Precision oncology revenue increased 35 percent to $180.6 million from $133.4 million, while development services and other revenue grew 14 percent to $10.9 million from $9.6 million.

The company reported 53,100 clinical tests (excluding its recently launched Guardant Shield blood-based colorectal cancer screening assay) and 10,500 biopharma tests in Q3, representing year-over-year increases of 21 percent and 40 percent, respectively.

In addition to test volume growth, the increase in precision oncology revenue was attributable to an increase in test reimbursement due to improved Medicare reimbursement for the laboratory-developed Guardant360 therapy selection test to $5,000, effective Jan. 1, 2024; and an increase in both Medicare Advantage and commercial payer reimbursement, Guardant co-CEO and Cofounder Helmy Eltoukhy noted in a statement.

"With this momentum, we are raising revenue guidance for the third time this year and improving our free cash flow outlook for the full year," Eltoukhy said. "The upgrade of Guardant360 LDT to Smart Liquid Biopsy has already contributed to an increase in both breadth and depth of accounts, and we expect this to be a strong growth driver for our therapy selection business going forward."

Guardant said that it now expects full-year revenues of $720 million to $725 million, representing growth of 28 percent to 29 percent, compared to a previous range of $690 million to $700 million (22 percent to 24 percent growth).

During a call with investors, Eltoukhy said that the company isn't yet ready to break out test volumes or revenue contribution for the firm's minimal residual disease assay Guardant Reveal. However, he did hint that it was the second biggest driver of the firm's sequential revenue growth from Q2 to Q3, after Guardant360.

"It's still growing very nicely even though we're managing those volumes, and … we're really looking forward to 2025 being a pivotal year for Reveal," he said.

The company is still in discussion with the US Centers for Medicare and Medicaid Services regarding an expansion of coverage for Reveal for longitudinal monitoring. It is already reimbursed when used as a one-time test after surgical treatment of early-stage colorectal cancer.

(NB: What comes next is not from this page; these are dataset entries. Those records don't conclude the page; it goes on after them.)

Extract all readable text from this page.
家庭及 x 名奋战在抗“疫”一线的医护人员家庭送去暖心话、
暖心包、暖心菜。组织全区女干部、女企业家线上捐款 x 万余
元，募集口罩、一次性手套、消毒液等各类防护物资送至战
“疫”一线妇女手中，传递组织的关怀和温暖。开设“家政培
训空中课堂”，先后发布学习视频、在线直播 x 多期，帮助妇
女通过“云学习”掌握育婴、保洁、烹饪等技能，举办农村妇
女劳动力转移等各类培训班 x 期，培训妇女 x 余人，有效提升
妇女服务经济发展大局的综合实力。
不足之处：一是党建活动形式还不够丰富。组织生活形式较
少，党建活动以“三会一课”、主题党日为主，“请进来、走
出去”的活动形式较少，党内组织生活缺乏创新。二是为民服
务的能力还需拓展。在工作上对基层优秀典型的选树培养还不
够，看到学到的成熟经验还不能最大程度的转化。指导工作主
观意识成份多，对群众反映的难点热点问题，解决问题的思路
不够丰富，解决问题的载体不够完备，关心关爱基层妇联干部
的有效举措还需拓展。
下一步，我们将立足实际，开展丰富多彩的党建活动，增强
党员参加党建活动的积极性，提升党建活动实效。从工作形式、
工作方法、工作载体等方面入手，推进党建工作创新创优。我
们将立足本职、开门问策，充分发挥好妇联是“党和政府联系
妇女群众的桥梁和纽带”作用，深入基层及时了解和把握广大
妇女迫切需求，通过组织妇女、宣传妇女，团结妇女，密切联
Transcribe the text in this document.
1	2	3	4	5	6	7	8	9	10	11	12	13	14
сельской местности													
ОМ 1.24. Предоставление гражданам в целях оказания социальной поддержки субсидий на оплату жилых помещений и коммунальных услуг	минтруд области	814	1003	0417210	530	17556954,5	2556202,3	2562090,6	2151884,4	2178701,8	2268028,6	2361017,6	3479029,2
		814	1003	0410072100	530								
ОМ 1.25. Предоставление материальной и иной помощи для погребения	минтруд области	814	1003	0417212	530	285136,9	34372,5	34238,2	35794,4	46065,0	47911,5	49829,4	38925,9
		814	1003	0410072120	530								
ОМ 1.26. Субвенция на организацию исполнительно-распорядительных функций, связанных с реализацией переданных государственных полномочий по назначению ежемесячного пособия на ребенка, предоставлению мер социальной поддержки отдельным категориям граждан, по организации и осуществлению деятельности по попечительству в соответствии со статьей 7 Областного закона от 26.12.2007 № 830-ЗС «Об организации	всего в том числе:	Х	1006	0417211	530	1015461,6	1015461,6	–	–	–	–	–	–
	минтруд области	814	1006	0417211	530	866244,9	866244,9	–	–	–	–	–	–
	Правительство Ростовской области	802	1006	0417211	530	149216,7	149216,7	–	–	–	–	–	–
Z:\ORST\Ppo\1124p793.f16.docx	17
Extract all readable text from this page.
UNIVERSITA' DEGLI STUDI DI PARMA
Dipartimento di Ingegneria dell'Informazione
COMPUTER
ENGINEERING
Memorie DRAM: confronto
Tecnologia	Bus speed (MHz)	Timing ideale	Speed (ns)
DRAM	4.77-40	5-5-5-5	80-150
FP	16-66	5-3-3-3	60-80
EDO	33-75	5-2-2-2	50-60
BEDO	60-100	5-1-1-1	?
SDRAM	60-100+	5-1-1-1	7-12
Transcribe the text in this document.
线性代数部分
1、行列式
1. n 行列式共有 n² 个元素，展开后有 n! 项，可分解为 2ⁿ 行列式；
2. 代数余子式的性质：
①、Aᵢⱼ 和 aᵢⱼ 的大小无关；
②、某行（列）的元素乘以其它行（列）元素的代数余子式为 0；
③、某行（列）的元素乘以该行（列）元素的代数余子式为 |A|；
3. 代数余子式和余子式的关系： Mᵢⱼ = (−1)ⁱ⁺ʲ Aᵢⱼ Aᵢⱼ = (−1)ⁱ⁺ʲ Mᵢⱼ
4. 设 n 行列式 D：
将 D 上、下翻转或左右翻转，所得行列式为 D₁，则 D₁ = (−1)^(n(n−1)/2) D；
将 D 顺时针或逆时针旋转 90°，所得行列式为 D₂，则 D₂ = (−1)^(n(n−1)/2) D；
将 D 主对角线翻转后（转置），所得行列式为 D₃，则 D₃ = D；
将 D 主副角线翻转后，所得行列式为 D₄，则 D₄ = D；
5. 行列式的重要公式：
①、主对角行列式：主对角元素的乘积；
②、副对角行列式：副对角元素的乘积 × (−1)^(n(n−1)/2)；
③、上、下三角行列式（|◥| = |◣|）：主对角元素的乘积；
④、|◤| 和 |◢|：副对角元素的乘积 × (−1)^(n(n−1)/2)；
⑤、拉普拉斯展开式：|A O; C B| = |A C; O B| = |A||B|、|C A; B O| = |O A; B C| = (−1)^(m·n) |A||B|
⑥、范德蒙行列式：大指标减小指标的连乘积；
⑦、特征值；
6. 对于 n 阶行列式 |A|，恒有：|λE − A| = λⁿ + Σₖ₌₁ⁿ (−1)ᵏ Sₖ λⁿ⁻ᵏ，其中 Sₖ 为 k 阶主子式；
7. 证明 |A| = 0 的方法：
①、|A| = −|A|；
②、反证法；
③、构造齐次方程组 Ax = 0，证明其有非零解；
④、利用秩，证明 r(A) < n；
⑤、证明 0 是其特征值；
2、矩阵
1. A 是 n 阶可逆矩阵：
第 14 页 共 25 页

Eltoukhy said the firm believes it can negotiate coverage by early next year.

Eltoukhy noted that Guardant also has a study that it hopes to soon publish on the test's performance in detecting MRD in early-stage breast cancer, which would support another application for expansion of Medicare coverage in that population.

Regarding Guardant Shield, Eltoukhy said that after only a little more than two months on the market, uptake is still in its infancy.

"We'll see how the market shapes out," he said. "We don't expect to see any other competing tests to get FDA approval and Medicare reimbursement for at least the next two years, so we think we're in very good shape."

Co-CEO AmirAli Talasaz added that initial test volumes after the screening assay was launched have been ahead of Guardant's expectations.

During the third quarter the company trimmed its R&D expenditures 7 percent to $87.3 million from $93.9 million a year ago, while its SG&A spending grew 40 percent to $147.0 million from $105.1 million.

The company's Q3 net loss swelled to $107.8 million, or $.88 per share, from a net loss of $86.1 million, or $.73 per share, a year ago. Adjusted loss per share was $.45, bettering analysts' estimate of a $.74 loss per share.

Guardant finished the quarter with $688.4 million in cash, cash equivalents, and restricted cash, and $310.7 million in short-term marketable debt securities.